The history of the race is long and involved. It only stopped for war, and when war was over it picked tight back up again with limited infrastructure and barley any equipment. That’s not true today of course, the teams have budgets in the hundreds of millions each year and the support system for the 9 riders of each team in a grand tour is pretty large. There are bus drivers for the team busses, there are masseurs, doctors and physiotherapists. There’s a professional team of cooks often with an executive chef that has done his or her time in top restaurants (the riders eat and drink around 8000 kcal a day during the race). There are team managers, equipment managers and mechanics.
My mom and I were in London a few years back following the start of the tour. I didn’t manage to do much more than stay in the fanpark although I was having a good period, but my mom was following the riders down from the start in York and she really had a blast. I got a fabulous sunburn on my face as well this day. Don’t forget sunblock when you spend a whole day outside.
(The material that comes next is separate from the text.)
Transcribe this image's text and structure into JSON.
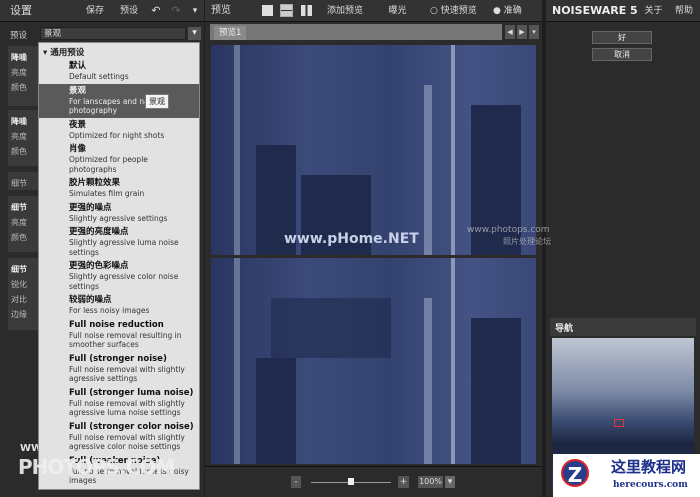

What I find so fascinating about the sport is the mixture of highly trained sportsmen (and women), the long long races, the fantastic vistas of wherever they are (France usually brings it to 11) and the gentlemen’s agreements that still exists in a professional sport that is over a 100 years old. The personalities of the racers, some you like, some you don’t. The team managers and owners making a spectacle. Sitting with your hearth in your throat when the big and the small crashes happens. Hoping no one gets seriously hurt. It’s not exactly relaxing but I love it anyway.
By the way, if you happen to watch TV the final day, the pro women’s team gets to race and finish with a sprint on the Champs Elysee a couple of hours before the men come in. They are savage!